More useful responses. Thanks to each of you. I should have provided more details. For the 2016 tax year, our last year of work, we would have employment-related amounts (T4s, transit pass tax credits, RRSP contributions), investment-related amounts (T3s, T5s), and charitable donations, so that will be difficult to do using a rental place's wi-fi or (shudder) an internet cafe. (We won't have a fixed address.) For subsequent years, we'd be down to T3s, T5s and charitable donations, so it should be much simpler, and remote filing should be easier. (Pension payments won't start until age 60 or 65.) I'll have to make sure that new broker electronifies us. Charitable donations we can track ourselves. No corporate, self-employment or rental property issues, fortunately. Thanks again.


----------



## fraser (May 15, 2010)

You will have absolutely no problems from CRA if you file a few months late. Your only issue will be penalty and interest for late filing and these can be easily avoided. Just set up a bank transfer (assuming you estimate that you will owe money) for April 25th and you will be good to go.


----------



## Eclectic12 (Oct 20, 2010)

Davis said:


> More useful responses. Thanks to each of you.


You are welcome.

Interesting the you list employment amounts as an issue as it's been over ten years since my employer switched to PDFs that the employee retrieves for both pay stubs as well as T4s.
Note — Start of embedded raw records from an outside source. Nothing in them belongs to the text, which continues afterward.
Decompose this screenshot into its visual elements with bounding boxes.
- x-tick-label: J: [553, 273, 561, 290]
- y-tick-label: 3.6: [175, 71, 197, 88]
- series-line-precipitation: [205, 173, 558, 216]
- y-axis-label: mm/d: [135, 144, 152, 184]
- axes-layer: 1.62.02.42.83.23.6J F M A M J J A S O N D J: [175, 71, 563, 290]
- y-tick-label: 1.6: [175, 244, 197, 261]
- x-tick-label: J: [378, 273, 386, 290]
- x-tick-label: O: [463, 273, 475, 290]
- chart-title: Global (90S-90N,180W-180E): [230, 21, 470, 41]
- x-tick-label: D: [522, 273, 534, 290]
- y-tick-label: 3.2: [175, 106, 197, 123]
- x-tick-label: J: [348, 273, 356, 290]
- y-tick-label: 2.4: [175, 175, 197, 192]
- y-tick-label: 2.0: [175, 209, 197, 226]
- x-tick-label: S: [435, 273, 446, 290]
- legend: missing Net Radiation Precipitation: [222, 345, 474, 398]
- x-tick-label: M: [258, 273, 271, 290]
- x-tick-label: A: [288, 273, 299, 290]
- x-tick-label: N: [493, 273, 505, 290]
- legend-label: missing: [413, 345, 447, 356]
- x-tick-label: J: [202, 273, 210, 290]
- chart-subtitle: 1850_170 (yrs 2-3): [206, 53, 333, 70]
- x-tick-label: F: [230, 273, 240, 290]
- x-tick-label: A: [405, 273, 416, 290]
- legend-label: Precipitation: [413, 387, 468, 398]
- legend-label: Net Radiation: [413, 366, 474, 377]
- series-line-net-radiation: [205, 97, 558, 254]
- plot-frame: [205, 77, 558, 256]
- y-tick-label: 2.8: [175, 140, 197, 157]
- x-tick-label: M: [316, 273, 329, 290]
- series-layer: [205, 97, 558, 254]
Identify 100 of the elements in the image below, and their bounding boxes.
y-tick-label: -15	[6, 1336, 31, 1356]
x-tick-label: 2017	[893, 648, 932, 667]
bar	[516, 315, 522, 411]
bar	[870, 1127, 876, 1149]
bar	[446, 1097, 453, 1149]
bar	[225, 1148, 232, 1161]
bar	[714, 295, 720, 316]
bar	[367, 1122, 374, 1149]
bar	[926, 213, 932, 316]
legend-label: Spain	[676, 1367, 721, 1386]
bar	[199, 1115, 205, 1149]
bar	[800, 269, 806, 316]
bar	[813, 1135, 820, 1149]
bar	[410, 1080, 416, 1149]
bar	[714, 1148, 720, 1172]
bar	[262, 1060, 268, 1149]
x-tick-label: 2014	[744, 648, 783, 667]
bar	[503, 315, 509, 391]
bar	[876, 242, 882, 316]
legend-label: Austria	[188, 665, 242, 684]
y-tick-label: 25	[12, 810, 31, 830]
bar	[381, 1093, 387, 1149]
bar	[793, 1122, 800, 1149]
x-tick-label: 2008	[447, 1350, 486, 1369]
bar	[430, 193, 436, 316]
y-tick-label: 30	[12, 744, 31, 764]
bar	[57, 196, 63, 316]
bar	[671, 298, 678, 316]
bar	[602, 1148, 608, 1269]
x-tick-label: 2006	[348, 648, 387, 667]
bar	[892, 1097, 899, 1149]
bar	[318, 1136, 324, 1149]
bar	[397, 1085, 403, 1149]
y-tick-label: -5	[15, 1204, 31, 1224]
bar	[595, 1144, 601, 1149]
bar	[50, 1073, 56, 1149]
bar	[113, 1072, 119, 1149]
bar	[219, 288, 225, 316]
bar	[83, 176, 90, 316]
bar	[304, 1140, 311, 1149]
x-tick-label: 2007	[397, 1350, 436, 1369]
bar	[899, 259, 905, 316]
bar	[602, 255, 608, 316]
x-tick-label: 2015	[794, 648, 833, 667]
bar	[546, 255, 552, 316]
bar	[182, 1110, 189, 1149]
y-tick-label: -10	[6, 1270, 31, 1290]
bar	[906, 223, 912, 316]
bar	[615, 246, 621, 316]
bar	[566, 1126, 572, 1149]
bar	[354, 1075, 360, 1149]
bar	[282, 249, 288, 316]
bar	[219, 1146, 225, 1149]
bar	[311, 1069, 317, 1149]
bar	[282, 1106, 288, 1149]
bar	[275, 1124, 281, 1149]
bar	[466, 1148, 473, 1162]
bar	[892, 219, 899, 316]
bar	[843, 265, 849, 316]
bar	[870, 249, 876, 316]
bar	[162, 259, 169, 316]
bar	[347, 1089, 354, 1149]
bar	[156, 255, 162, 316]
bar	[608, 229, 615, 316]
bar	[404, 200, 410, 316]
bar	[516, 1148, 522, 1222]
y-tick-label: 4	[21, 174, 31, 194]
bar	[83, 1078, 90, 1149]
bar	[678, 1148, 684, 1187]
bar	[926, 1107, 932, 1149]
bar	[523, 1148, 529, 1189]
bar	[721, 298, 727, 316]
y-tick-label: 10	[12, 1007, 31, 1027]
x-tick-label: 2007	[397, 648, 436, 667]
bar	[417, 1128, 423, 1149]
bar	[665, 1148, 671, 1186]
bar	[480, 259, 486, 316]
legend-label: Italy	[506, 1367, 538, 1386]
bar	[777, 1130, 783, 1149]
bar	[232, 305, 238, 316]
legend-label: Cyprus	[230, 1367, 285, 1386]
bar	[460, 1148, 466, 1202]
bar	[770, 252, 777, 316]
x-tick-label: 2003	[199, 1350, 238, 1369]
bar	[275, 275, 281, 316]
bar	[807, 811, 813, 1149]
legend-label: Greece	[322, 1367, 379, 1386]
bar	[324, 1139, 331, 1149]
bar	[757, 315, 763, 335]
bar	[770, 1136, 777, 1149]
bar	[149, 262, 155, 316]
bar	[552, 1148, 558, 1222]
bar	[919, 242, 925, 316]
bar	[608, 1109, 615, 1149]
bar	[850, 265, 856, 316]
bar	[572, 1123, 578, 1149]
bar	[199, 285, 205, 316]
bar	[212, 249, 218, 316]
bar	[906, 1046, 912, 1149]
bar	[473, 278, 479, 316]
As for quality of wifi ... YMMV. 
El Salvador has almost no land lines. I found the wifi outside the capital hit or miss but in the international section of the capital it was more plentiful as well as superior to most Canadian as well as US cities work has sent me to on training.


Having the broker setup electronic access may not be difficult. In my case, I ticked a box online and within a week I had everything available, including historical monthly statements, pre-dating my request by six years. The part that didn't go back into the past was the tax documents (T forms).


Cheers


----------



## PuckiTwo (Oct 26, 2011)

Eclectic12 said:


> Isn't a full office overkill?


Depends how you define it. I personally would already call "2 laptops, 2 smart phones, surfsticks, several charge cables, writing material, and a place where you can lay down all that stuff to work", *too much of an office* when on vacation.:biggrin::biggrin:


----------